Es ist eine der jüngsten Ideen der Bundesregierung zur Terrorbekämpfung: Die Einführung einer Obergrenze für Barzahlungen im Inland. Hier nannte das Bundesfinanzministerium einen Betrag von 5.000 Euro, wie die „Frankfurter Allgemeine Zeitung“ (FAZ) am letzten Mittwoch berichtete. Da dieser Betrag bei einer größeren Autoreparatur schnell erreicht ist, reagierte nun auch der Zentralverband Deutsches Kfz-Gewerbe (ZDK) in einer Stellungnahme auf die Regierungspläne.
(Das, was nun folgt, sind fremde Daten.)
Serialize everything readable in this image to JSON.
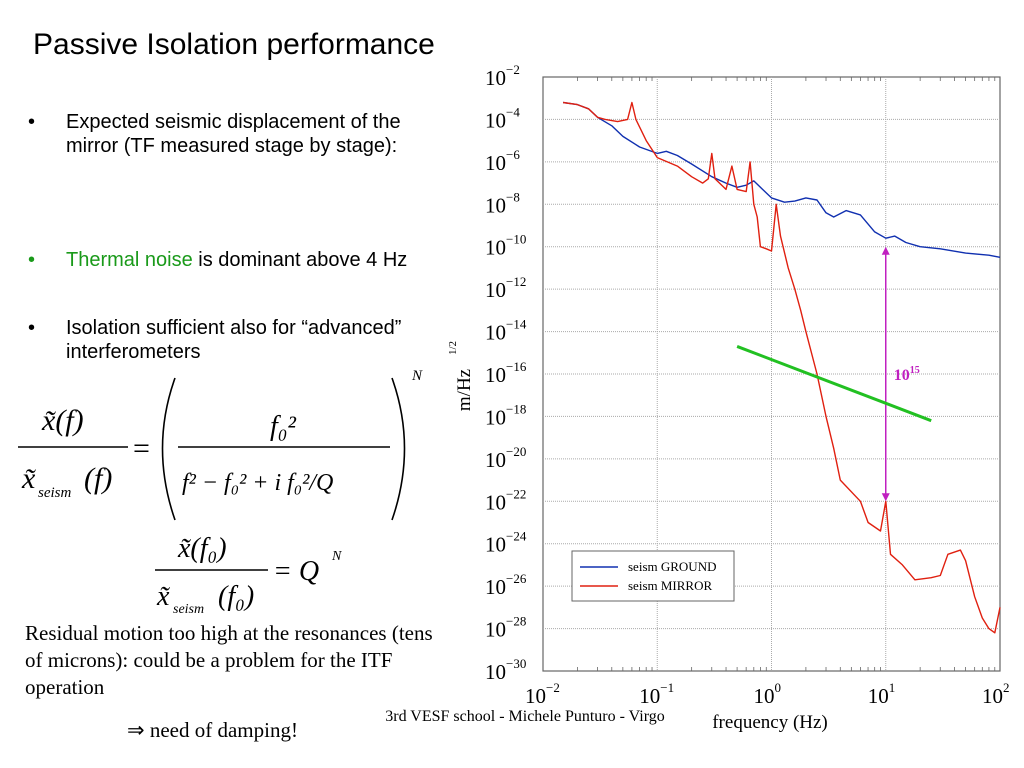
{
  "slide": {
    "title": "Passive Isolation performance",
    "bullets": [
      {
        "text": "Expected seismic displacement of the mirror (TF measured stage by stage):",
        "bullet": "•"
      },
      {
        "highlight": "Thermal noise",
        "text": " is dominant above 4 Hz",
        "bullet": "•",
        "highlight_color": "#1a9a1a"
      },
      {
        "text": "Isolation sufficient also for “advanced” interferometers",
        "bullet": "•"
      }
    ],
    "formula1": {
      "lhs_num": "x̃(f)",
      "lhs_den_x": "x̃",
      "lhs_den_sub": "seism",
      "lhs_den_arg": "(f)",
      "eq": "=",
      "rhs_num": "f₀²",
      "rhs_den": "f² − f₀² + i f₀²/Q",
      "exponent": "N"
    },
    "formula2": {
      "num": "x̃(f₀)",
      "den_x": "x̃",
      "den_sub": "seism",
      "den_arg": "(f₀)",
      "rhs": "= Q",
      "exponent": "N"
    },
    "residual_text": "Residual motion too high at the resonances (tens of microns): could be a problem for the ITF operation",
    "damping_text": "⇒ need of damping!",
    "footer": "3rd VESF school - Michele Punturo - Virgo"
  },
  "chart_data": {
    "type": "line",
    "xscale": "log",
    "yscale": "log",
    "xlabel": "frequency (Hz)",
    "ylabel": "m/Hz^1/2",
    "xlim": [
      0.01,
      100
    ],
    "ylim": [
      1e-30,
      0.01
    ],
    "x_ticks": [
      "10^-2",
      "10^-1",
      "10^0",
      "10^1",
      "10^2"
    ],
    "y_ticks": [
      "10^-2",
      "10^-4",
      "10^-6",
      "10^-8",
      "10^-10",
      "10^-12",
      "10^-14",
      "10^-16",
      "10^-18",
      "10^-20",
      "10^-22",
      "10^-24",
      "10^-26",
      "10^-28",
      "10^-30"
    ],
    "grid": true,
    "legend": {
      "placement": "lower-left",
      "entries": [
        "seism GROUND",
        "seism MIRROR"
      ]
    },
    "series": [
      {
        "name": "seism GROUND",
        "color": "#1030b0",
        "points": [
          [
            0.015,
            -3.2
          ],
          [
            0.02,
            -3.3
          ],
          [
            0.025,
            -3.5
          ],
          [
            0.03,
            -3.9
          ],
          [
            0.04,
            -4.3
          ],
          [
            0.05,
            -4.8
          ],
          [
            0.07,
            -5.3
          ],
          [
            0.1,
            -5.6
          ],
          [
            0.12,
            -5.5
          ],
          [
            0.15,
            -5.7
          ],
          [
            0.2,
            -6.1
          ],
          [
            0.3,
            -6.7
          ],
          [
            0.4,
            -7.0
          ],
          [
            0.5,
            -7.2
          ],
          [
            0.6,
            -7.1
          ],
          [
            0.7,
            -6.9
          ],
          [
            0.8,
            -7.2
          ],
          [
            1.0,
            -7.7
          ],
          [
            1.3,
            -7.9
          ],
          [
            1.6,
            -7.85
          ],
          [
            2.0,
            -7.7
          ],
          [
            2.5,
            -7.8
          ],
          [
            3.0,
            -8.4
          ],
          [
            3.5,
            -8.6
          ],
          [
            4.5,
            -8.3
          ],
          [
            6,
            -8.5
          ],
          [
            8,
            -9.3
          ],
          [
            10,
            -9.6
          ],
          [
            12,
            -9.5
          ],
          [
            15,
            -9.8
          ],
          [
            20,
            -10.0
          ],
          [
            30,
            -10.1
          ],
          [
            50,
            -10.3
          ],
          [
            80,
            -10.4
          ],
          [
            100,
            -10.5
          ]
        ]
      },
      {
        "name": "seism MIRROR",
        "color": "#e02010",
        "points": [
          [
            0.015,
            -3.2
          ],
          [
            0.02,
            -3.3
          ],
          [
            0.025,
            -3.5
          ],
          [
            0.03,
            -3.9
          ],
          [
            0.035,
            -4.0
          ],
          [
            0.045,
            -4.1
          ],
          [
            0.055,
            -4.0
          ],
          [
            0.06,
            -3.2
          ],
          [
            0.065,
            -4.0
          ],
          [
            0.08,
            -5.0
          ],
          [
            0.1,
            -5.8
          ],
          [
            0.15,
            -6.2
          ],
          [
            0.2,
            -6.7
          ],
          [
            0.25,
            -7.0
          ],
          [
            0.28,
            -6.8
          ],
          [
            0.3,
            -5.6
          ],
          [
            0.32,
            -6.8
          ],
          [
            0.4,
            -7.3
          ],
          [
            0.45,
            -6.2
          ],
          [
            0.5,
            -7.3
          ],
          [
            0.6,
            -7.4
          ],
          [
            0.65,
            -6.0
          ],
          [
            0.7,
            -8.0
          ],
          [
            0.75,
            -8.6
          ],
          [
            0.8,
            -10.0
          ],
          [
            0.9,
            -10.1
          ],
          [
            1.0,
            -10.2
          ],
          [
            1.1,
            -8.0
          ],
          [
            1.2,
            -9.5
          ],
          [
            1.4,
            -11.0
          ],
          [
            1.6,
            -12.0
          ],
          [
            1.8,
            -13.0
          ],
          [
            2.0,
            -14.0
          ],
          [
            2.5,
            -16.0
          ],
          [
            3,
            -18.0
          ],
          [
            3.5,
            -19.5
          ],
          [
            4,
            -21.0
          ],
          [
            6,
            -22.0
          ],
          [
            7,
            -23.0
          ],
          [
            9,
            -23.4
          ],
          [
            10,
            -22.0
          ],
          [
            11,
            -24.5
          ],
          [
            14,
            -25.0
          ],
          [
            18,
            -25.7
          ],
          [
            25,
            -25.6
          ],
          [
            30,
            -25.5
          ],
          [
            35,
            -24.5
          ],
          [
            45,
            -24.3
          ],
          [
            50,
            -24.8
          ],
          [
            60,
            -26.5
          ],
          [
            70,
            -27.5
          ],
          [
            80,
            -28.0
          ],
          [
            90,
            -28.2
          ],
          [
            100,
            -27.0
          ]
        ]
      }
    ],
    "annotations": [
      {
        "type": "arrow",
        "label": "10^15",
        "color": "#c020c0",
        "x": 10,
        "y_from": -10,
        "y_to": -22
      },
      {
        "type": "line",
        "label": "thermal noise",
        "color": "#22c022",
        "from": [
          0.5,
          -14.7
        ],
        "to": [
          25,
          -18.2
        ]
      }
    ]
  }
}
Der Verband, der für rund 38.000 Kfz-Betriebe spricht, steht Ansinnen eher ablehnend gegenüber.

Eine solche Obergrenze, so teilte der ZDK mit, greife nicht nur in die Entscheidungsfreiheit der Autohäuser und Kfz-Betriebe ein, sondern auch in die Verfügungsfreiheit der Kunden. Zudem gebe es bereits Regelungen aus dem Geldwäschegesetz, die beispielsweise beim Autokauf mit Barzahlung in einer Höhe von 15.000 Euro unter anderem verstärkte Überprüfungspflichten vorsehen. Diese Maßnahmen seien nach Ansicht des ZDK „angemessen und ausreichend“.

„Ein Verbot der Barzahlung von mehr als 5.000 Euro würde im Kfz-Gewerbe vermutlich bürokratischen Mehraufwand verursachen, ohne dass auf den ersten Blick signifikante Effekte einer solchen Beschränkung bei der Bekämpfung  von Geldwäsche und Terrorismus zu erkennen seien“, so der ZDK in seiner Stellungnahme.
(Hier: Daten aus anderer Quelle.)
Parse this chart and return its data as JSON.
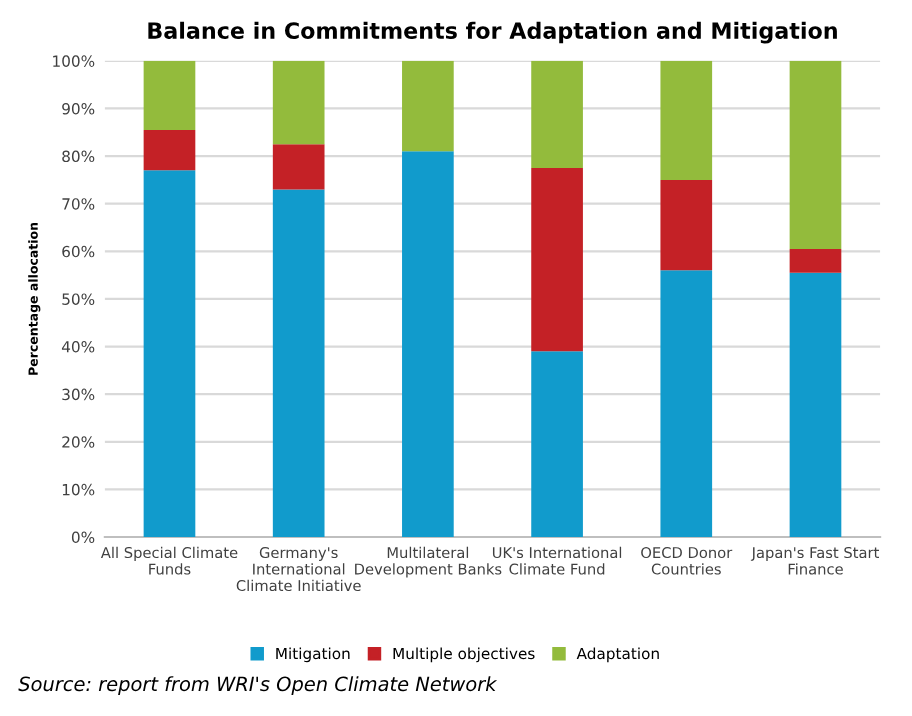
{
  "chart_data": {
    "type": "bar",
    "title": "Balance in Commitments for Adaptation and Mitigation",
    "ylabel": "Percentage allocation",
    "categories": [
      "All Special Climate\nFunds",
      "Germany's\nInternational\nClimate Initiative",
      "Multilateral\nDevelopment Banks",
      "UK's International\nClimate Fund",
      "OECD Donor\nCountries",
      "Japan's Fast Start\nFinance"
    ],
    "series": [
      {
        "name": "Mitigation",
        "color": "#119bcc",
        "values": [
          77,
          73,
          81,
          39,
          56,
          55.5
        ]
      },
      {
        "name": "Multiple objectives",
        "color": "#c42126",
        "values": [
          8.5,
          9.5,
          0,
          38.5,
          19,
          5
        ]
      },
      {
        "name": "Adaptation",
        "color": "#93bb3c",
        "values": [
          14.5,
          17.5,
          19,
          22.5,
          25,
          39.5
        ]
      }
    ],
    "stacked": true,
    "ylim": [
      0,
      100
    ],
    "yticks": [
      {
        "value": 0,
        "label": "0%"
      },
      {
        "value": 10,
        "label": "10%"
      },
      {
        "value": 20,
        "label": "20%"
      },
      {
        "value": 30,
        "label": "30%"
      },
      {
        "value": 40,
        "label": "40%"
      },
      {
        "value": 50,
        "label": "50%"
      },
      {
        "value": 60,
        "label": "60%"
      },
      {
        "value": 70,
        "label": "70%"
      },
      {
        "value": 80,
        "label": "80%"
      },
      {
        "value": 90,
        "label": "90%"
      },
      {
        "value": 100,
        "label": "100%"
      }
    ],
    "grid": "y",
    "legend": "bottom",
    "annotations": [
      "Source: report from WRI's Open Climate Network"
    ]
  }
}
Mit der Ablehnung steht der ZDK nicht allein. Dem Bericht in der FAZ zufolge gab es Kritik an den Plänen zur Bargeld-Obergrenze unter anderem auch von Gebrauchtwagenhändlern, Juwelieren und nicht zuletzt von Verbraucherschützern, die Nachteile für Verbraucher vor allem aus Datenschutzgesichtspunkten befürchten.